Elle s'intéresse aux béguines qui ne veulent pas être mariées, veulent échapper à l'emprise de la religion, et vivre indépendantes.
Quand elle tombe sur une annonce de vente d'un hameau dans le Tarn, elle est comme aimantée par l'idée d'y établir une communauté de femmes, comme un béguinage. Ce hameau, elle ne peut l'acheter seule, 320.000.000 quand même. Elle rencontre Elie, porteuse elle aussi d'un prénom épicène, âgée d'une soixantaine d'années, qui la prend avec elle pour sauver une sexagénaire sénile et terriblement seule qui saute de son balcon.
Elie est lesbienne. Elle a participé dans les années 80 aux communautés féministes dans l'Oregon, où les femmes, qui subvenaient à tous leurs besoins, créaient presque un état à part, une micro-nation, avec une constitution. La communauté ne sera donc pas seulement féministe, mais aussi écologique. Elie est contre la violence.
Puis toutes deux rencontrent Harriet, une Ecossaise, la soixantaine, qui ne s'embarrasse pas du genre des articles à mettre devant les noms, sauf quand il s'agit de sa chienne. Certaine parlera de grammaire dégenrée. Son mari était violent, elle l'a quitté.
Enfin vient Anna, une thésarde militante. Puis viendront Beatriz, une révoltée qui a connu la prison, et deux jeunes féministes qui parlent d'intersectionnalité et d'inclusivité.
Au début du livre, Claude est avec un flic, plutôt borné, qui pense comme un flic, et la qualifie de terroriste. Elle a tiré sur un homme parce qu'il avait agressé violemment Elie.
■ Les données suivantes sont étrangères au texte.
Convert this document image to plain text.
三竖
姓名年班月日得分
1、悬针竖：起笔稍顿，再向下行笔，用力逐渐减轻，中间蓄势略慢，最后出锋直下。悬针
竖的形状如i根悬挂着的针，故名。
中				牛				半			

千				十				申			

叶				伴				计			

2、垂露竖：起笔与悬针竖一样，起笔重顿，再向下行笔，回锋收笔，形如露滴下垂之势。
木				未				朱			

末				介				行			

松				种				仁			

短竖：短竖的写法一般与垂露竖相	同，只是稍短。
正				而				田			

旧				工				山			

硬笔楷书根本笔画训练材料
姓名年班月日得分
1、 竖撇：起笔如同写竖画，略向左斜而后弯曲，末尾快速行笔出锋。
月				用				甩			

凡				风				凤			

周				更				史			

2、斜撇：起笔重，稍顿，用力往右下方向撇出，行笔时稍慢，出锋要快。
La construction du livre devient alors classique : Claude est en garde à vue, et elle revit le passé, ce qui l'a amené à cet endroit. Cette relation du passé est pleine de rebondissements qui me laisse pantoise. Claude se demande quel est le véritable début de l'affaire . Il y a évidemment l'amitié qu'elle porte à Elie, mais Harriet n'avait-elle pas vu en elle un soldat qui sommeillait ? Elle a 44ans, et l'épilogue parle d'une femme du même âge qui est morte des coups de son mari. La communauté de femmes suscite bien des réactions négatives, celle du voisin d'abord qui a un droit de passage sur les terres, celle des réseaux sociaux.
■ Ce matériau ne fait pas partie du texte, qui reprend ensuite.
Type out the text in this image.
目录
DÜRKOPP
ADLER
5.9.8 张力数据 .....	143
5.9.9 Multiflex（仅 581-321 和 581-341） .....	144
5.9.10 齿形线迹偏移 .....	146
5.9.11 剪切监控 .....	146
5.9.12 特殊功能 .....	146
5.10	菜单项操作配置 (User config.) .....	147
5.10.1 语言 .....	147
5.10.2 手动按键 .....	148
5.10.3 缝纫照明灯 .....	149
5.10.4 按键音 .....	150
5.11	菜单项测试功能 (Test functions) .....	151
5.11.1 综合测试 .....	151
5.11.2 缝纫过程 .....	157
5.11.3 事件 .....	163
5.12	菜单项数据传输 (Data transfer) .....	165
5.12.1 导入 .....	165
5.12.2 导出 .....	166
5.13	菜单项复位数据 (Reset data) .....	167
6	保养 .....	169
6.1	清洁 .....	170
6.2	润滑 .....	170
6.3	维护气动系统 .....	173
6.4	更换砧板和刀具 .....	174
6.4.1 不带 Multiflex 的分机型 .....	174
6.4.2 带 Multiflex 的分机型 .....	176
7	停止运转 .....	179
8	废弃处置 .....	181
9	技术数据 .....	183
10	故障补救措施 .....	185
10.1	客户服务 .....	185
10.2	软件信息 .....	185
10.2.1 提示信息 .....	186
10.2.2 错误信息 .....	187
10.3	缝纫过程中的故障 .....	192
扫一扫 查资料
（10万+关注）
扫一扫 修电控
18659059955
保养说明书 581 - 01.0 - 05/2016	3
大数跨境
Ce livre, sous ses allures de policier parle de la possibilité d'une utopie féministe : peut-on autoriser les femmes à vivre en autarcie, entre elles ? Elles ont besoin d'être bien baisées, elles ne sont pas compétentes, elles ont besoin de l'aide masculine, qu'est-ce que cela veut dire qu'elles aient du pouvoir ?
Il parle de violence morale. d'acte politique. le meurtre est justifié. Comment punit-on la violence masculine, et celle des femmes ? Claude met en avant a responsabilité qu'on fait porter aux femmes, l'humiliation supportée jusqu'à la fameuse goutte d'eau de trop, le chagrin, le désespoir. Il lui revient même cette main baladeuse et avide qui l'avait agressée quand elle avait douze ans. Les comportements des infirmiers et infirmières montrent que les choses peuvent changer, que les hommes seront enfin punis pour féminicides réels et potentiels, La question d'une soumission à ou d'une incorporation de la pensée masculiniste est aussi posée.
le livre étonne, interroge, dérange. le personnage de Claude, on l'a pour ainsi dire en face de soi et on entend l'accent de Harriet.